The following subsections describe three ways you can write and work with plugins, starting
with the ever-important hooks.

USING HOOKS
Remember the action hooks from the previous chapter, “Advanced Theme Usage”? Action
hooks are triggered by specific events when a WordPress site is running, such as publishing a
post, which would be the publish_post hook. A second type of hooks, filter hooks, on the
other hand, are functions that WordPress passes data through, so you’d use them to do stuff
with the data. Useful filter hooks include the_excerpt and the_title. You ought to
recognize them from the template tags.

Hooks come in handy for plugins as well — not just for themes. Thanks to hooks, you can add
your cool plugin functionality to the appropriate part of WordPress, such as wp_head or
wp_footer. The web statistics example in Chapter 6, in which you added a function in the
theme’s functions.php template file and then added it to the wp_footer hook using add_
action(), is very much the way a plugin might work.

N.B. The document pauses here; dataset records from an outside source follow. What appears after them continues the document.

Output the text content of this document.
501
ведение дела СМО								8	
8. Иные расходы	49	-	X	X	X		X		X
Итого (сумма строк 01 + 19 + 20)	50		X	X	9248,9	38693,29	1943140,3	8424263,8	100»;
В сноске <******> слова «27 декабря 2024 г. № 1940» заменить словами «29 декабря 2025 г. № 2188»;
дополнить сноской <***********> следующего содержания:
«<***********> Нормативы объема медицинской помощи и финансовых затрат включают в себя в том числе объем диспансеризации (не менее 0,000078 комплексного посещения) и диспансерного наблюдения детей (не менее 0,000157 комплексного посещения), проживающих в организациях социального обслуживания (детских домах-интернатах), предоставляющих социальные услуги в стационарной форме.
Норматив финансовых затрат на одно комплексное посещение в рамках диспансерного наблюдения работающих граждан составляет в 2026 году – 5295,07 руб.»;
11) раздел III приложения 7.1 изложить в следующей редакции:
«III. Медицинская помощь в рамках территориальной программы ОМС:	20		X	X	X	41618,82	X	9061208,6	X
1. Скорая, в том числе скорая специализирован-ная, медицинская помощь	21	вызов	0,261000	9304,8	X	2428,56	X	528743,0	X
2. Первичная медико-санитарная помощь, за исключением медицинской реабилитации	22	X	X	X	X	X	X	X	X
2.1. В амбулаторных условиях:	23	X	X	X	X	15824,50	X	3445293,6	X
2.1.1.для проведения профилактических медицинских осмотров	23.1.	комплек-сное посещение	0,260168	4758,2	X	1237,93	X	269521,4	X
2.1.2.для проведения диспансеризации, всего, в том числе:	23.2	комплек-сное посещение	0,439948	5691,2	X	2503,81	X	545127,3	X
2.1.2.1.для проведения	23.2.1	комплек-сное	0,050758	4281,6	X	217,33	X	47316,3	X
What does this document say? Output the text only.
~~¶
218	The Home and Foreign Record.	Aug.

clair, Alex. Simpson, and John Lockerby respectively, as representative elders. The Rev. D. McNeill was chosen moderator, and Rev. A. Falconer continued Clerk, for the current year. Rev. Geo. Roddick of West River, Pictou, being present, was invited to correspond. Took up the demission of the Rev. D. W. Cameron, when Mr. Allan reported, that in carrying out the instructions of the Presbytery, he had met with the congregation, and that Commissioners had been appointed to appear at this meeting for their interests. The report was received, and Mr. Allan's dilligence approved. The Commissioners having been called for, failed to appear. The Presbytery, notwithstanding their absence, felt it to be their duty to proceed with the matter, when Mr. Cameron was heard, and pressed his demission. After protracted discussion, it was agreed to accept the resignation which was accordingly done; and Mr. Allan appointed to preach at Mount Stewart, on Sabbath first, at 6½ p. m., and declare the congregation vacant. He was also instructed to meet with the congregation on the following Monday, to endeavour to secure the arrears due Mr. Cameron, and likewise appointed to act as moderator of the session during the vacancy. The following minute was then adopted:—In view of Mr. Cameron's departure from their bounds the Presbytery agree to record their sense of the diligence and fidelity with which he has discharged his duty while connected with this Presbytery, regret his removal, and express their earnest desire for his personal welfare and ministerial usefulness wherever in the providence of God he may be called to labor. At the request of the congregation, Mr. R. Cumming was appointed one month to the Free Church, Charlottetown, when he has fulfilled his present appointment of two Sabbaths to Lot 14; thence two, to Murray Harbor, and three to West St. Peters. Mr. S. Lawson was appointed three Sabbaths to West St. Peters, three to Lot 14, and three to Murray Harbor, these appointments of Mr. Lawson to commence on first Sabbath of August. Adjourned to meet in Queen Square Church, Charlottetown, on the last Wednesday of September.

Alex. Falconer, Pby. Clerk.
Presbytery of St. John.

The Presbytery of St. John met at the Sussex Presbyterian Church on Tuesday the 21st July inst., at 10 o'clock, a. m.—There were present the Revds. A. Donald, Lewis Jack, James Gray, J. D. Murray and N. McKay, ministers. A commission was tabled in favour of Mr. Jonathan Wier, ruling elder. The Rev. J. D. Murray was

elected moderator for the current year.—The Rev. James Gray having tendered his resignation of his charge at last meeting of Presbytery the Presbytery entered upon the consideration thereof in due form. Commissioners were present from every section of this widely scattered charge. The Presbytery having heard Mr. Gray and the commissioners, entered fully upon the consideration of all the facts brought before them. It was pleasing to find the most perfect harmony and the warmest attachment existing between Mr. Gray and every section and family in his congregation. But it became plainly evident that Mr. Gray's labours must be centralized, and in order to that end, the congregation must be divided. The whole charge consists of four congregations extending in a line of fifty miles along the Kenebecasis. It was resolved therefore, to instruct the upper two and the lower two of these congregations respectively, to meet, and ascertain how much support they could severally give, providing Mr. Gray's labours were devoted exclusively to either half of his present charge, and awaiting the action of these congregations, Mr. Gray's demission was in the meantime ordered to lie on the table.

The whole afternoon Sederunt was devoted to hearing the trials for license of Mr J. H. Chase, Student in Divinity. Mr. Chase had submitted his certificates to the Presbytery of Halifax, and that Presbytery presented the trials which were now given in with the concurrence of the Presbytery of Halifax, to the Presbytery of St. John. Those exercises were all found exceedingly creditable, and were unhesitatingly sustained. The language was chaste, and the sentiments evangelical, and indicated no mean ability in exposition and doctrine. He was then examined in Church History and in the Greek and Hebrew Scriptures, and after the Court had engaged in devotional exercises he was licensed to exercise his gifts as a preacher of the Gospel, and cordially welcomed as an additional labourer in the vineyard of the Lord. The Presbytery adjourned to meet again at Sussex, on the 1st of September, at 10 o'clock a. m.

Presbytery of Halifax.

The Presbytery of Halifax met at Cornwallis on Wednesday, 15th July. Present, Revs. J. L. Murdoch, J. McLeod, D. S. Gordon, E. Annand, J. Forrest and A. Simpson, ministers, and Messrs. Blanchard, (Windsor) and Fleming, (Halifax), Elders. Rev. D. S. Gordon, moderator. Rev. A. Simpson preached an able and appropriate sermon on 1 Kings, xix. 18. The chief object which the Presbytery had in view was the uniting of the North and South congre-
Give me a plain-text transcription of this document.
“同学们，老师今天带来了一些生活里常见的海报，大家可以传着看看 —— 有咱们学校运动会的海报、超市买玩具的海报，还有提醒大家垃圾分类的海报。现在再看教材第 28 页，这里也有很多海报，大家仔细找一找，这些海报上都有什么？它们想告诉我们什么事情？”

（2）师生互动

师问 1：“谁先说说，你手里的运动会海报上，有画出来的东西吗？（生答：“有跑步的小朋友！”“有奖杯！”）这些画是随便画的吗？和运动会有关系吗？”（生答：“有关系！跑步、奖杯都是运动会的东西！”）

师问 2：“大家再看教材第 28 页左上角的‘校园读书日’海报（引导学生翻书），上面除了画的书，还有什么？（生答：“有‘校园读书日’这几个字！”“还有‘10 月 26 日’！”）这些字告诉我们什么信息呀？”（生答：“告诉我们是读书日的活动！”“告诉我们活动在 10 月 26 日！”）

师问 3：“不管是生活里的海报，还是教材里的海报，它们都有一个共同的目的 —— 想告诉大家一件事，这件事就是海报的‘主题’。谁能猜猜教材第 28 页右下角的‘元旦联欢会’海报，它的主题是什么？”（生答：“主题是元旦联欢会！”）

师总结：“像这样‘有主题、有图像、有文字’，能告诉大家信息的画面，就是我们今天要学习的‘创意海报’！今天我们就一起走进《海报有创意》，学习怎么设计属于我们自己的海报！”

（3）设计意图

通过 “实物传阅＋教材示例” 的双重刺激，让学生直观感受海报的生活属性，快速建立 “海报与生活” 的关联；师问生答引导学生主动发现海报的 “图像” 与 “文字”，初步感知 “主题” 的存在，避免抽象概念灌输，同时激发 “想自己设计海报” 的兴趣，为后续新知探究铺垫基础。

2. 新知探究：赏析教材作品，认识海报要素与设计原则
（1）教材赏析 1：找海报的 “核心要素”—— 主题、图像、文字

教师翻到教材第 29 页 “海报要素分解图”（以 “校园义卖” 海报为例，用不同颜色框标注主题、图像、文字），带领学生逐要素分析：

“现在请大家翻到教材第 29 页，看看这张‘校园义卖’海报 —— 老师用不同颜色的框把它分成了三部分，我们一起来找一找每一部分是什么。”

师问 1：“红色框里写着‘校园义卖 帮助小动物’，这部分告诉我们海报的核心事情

Often, you’ll end up writing a function in your plugin, and then you’ll add it to one of the
hooks. This is how add_action() works:

add_action( $hook_name, $function_name, $priority, $parameters );

The 'hook_name' is of course the name of the hook to which you want to add the action.
What happens is that WordPress, when encountering that hook when running the code, will
check to see if there are any added functions registered for the hook. If there are, the function
will run; if not, it won’t. And the function is, of course, the one you’ve defined in
'function_name'.

For example, the following code snippet would cause the 'smashingshortcode' function
to run when wp_head() is executed:

add_action( 'wp_head', 'smashingshortcode' );

$priority and $parameters are optional integers. The first, $priority, is the priority
argument (which defaults to 10), used to sort actions when there are several added to a
specific action hook. The lower the number is, the earlier the function will be executed, so if
you need to make sure that something happens before or after something else, this is where
you control that. $parameters, on the other hand, is the number of arguments your
function can accept (defaulting to 1). If you need the function to handle more than one
argument, you can set it by entering another number here.